The above pictures are for the same output, but with the regulator trying to compensate for the change of current caused by the change of supply voltage, hence the different duty cycles.

I'm a software guy, so by no means an expert at electronics, let alone at magnetic fields in coils, please bear with me.

  • Q1: Is this a known phenomenon and is there a formula I can use in software to compensate for the non-linearity? It is possible for the MCU to measure the supply voltage if necessary.

    Since the current is measured on the high-side, everything looks fine there. I can calculate peak or average current, but that's of little use, since apparently the square wave looks nothing like the actual current flowing through the coil.

  • Q2: How much, if any, impact does the free wheel diode have on the output? Can I change the curve by picking another diode with a different forward voltage, adding series resistors etc?

General feedback on the design is also welcome – I know that the driver IC is obsolete.

Best Answer

  1. The flyback current should be inside the current sense loop. This is a legitimate part of the solenoid current. Not measuring it gives bad input to the controller.
  2. Another source of non-linearity with respect to the supply voltage is due to the D1 voltage drop. This fixed voltage introduces a non-linear element since it doesn't scale with supply voltage. At higher supply voltage, the PWM off time will be less, so the diode on more, making even a larger difference.


    D1 should be a Schottky diode. These have about half the voltage drop of a normal silicon diode. The non-linearity will still be there, but less prominent.

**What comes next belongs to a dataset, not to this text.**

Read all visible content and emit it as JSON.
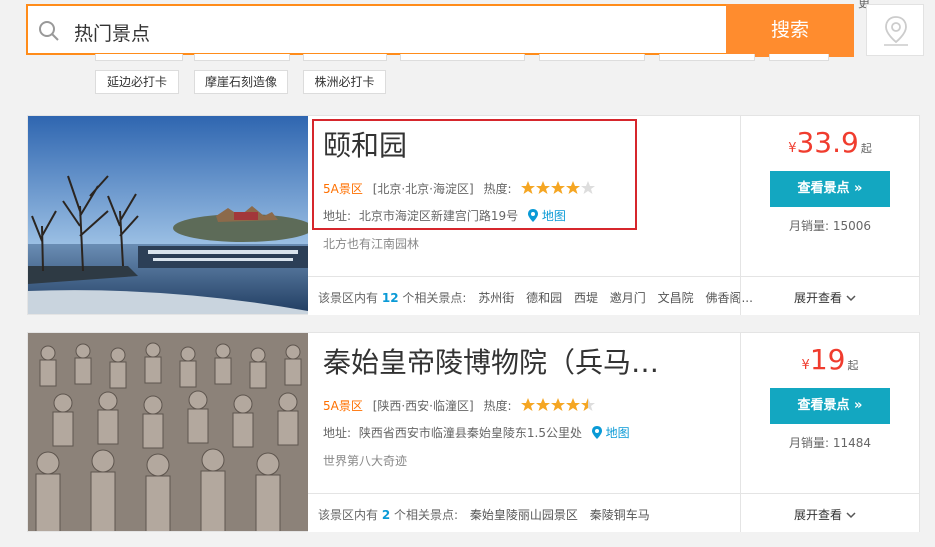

  3. The FET switch makes no sense as shown. You don't want to drive the coil from a source follower, as you are doing now. The coil common mode voltage can float arbitrarily, so it makes more sense to use a low side switch between the coil and ground. This gives you real PWM, with the full supply voltage across the coil when the switch is on.
  4. A little feed-forward would probably help. Have the control loop compute a normalized PWM at a fixed supply voltage. Then do the divide using the actual measured supply voltage to determine the actual PWM duty cycle to load into the hardware. This removes supply voltage compensation from the control loop, which then sees a more consistent plant response. The control loop then just handles the little non-linearity that making the duty cycle inversely proportional to the supply voltage doesn't take care of.


    I did this with a proportional valve once that had to run from 8 to 20 V supply and it worked very well.

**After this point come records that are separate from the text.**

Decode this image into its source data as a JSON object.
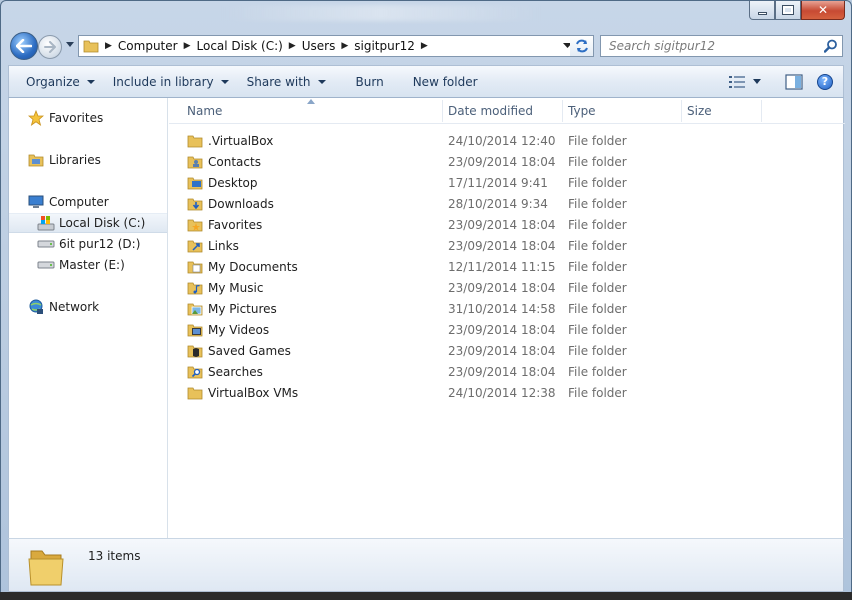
{
  "window": {
    "minimize_label": "",
    "close_glyph": "✕"
  },
  "address": {
    "crumbs": [
      "Computer",
      "Local Disk (C:)",
      "Users",
      "sigitpur12"
    ]
  },
  "search": {
    "placeholder": "Search sigitpur12"
  },
  "toolbar": {
    "organize": "Organize",
    "include": "Include in library",
    "share": "Share with",
    "burn": "Burn",
    "new_folder": "New folder",
    "help": "?"
  },
  "sidebar": {
    "favorites": "Favorites",
    "libraries": "Libraries",
    "computer": "Computer",
    "local_disk": "Local Disk (C:)",
    "drive_d": "6it pur12 (D:)",
    "drive_e": "Master (E:)",
    "network": "Network"
  },
  "columns": {
    "name": "Name",
    "date": "Date modified",
    "type": "Type",
    "size": "Size"
  },
  "files": [
    {
      "name": ".VirtualBox",
      "date": "24/10/2014 12:40",
      "type": "File folder",
      "icon": "folder-icon"
    },
    {
      "name": "Contacts",
      "date": "23/09/2014 18:04",
      "type": "File folder",
      "icon": "contacts-folder-icon"
    },
    {
      "name": "Desktop",
      "date": "17/11/2014 9:41",
      "type": "File folder",
      "icon": "desktop-folder-icon"
    },
    {
      "name": "Downloads",
      "date": "28/10/2014 9:34",
      "type": "File folder",
      "icon": "downloads-folder-icon"
    },
    {
      "name": "Favorites",
      "date": "23/09/2014 18:04",
      "type": "File folder",
      "icon": "favorites-folder-icon"
    },
    {
      "name": "Links",
      "date": "23/09/2014 18:04",
      "type": "File folder",
      "icon": "links-folder-icon"
    },
    {
      "name": "My Documents",
      "date": "12/11/2014 11:15",
      "type": "File folder",
      "icon": "documents-folder-icon"
    },
    {
      "name": "My Music",
      "date": "23/09/2014 18:04",
      "type": "File folder",
      "icon": "music-folder-icon"
    },
    {
      "name": "My Pictures",
      "date": "31/10/2014 14:58",
      "type": "File folder",
      "icon": "pictures-folder-icon"
    },
    {
      "name": "My Videos",
      "date": "23/09/2014 18:04",
      "type": "File folder",
      "icon": "videos-folder-icon"
    },
    {
      "name": "Saved Games",
      "date": "23/09/2014 18:04",
      "type": "File folder",
      "icon": "games-folder-icon"
    },
    {
      "name": "Searches",
      "date": "23/09/2014 18:04",
      "type": "File folder",
      "icon": "searches-folder-icon"
    },
    {
      "name": "VirtualBox VMs",
      "date": "24/10/2014 12:38",
      "type": "File folder",
      "icon": "folder-icon"
    }
  ],
  "details": {
    "count": "13 items"
  },
  "colors": {
    "accent": "#1e395b",
    "folder": "#e8c15a",
    "back_button": "#2c6cc2"
  }
}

  5. 500 Hz seems very low for the PWM frequency. You want the solenoid current to not decay much during the PWM off time. Think of the solenoid current as the average DC with AC PWM ripple on it. Only the former moves the solenoid. The latter just causes wasted power and heating, and adds noise to your current measurement.
  6. The R3 and C1 filter don't make sense considering the 500 Hz PWM frequency you are using. You want to measure the average solenoid current, so the PWM frequency should be strongly attenuated. Your filter rolls off at 4.1 kHz, so isn't going to do much of anything to reduce the 500 Hz PWM ripple. A higher PWM frequency also helps with this.

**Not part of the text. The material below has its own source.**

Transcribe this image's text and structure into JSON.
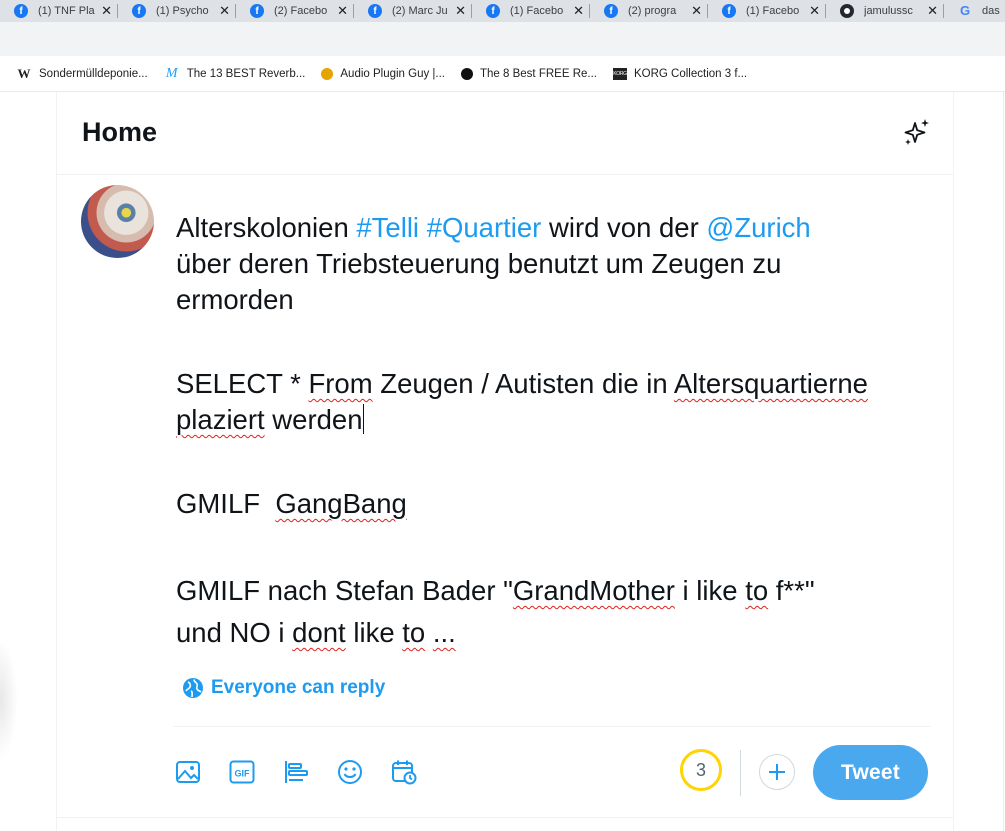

    The only way that what you have would be acceptable is if you're sampling the current at well beyond 1 kHz rate and then doing significant filtering in the firmware. 1 kHz is the absolute minimum just to keep the PWM fundamental frequency from aliasing. However, the PWM signal will have significant harmonics, which is why you would need to sample significantly higher than 1 kHz to get a reasonable picture of the current.

    Again, use much faster PWM and much lower filter rolloff. Switching to a Schottky diode as already noted reduces the magnitude of the PWM frequency in the current signal. Even with all that, you may still need to sample at high speed, then digitally filter and decimate.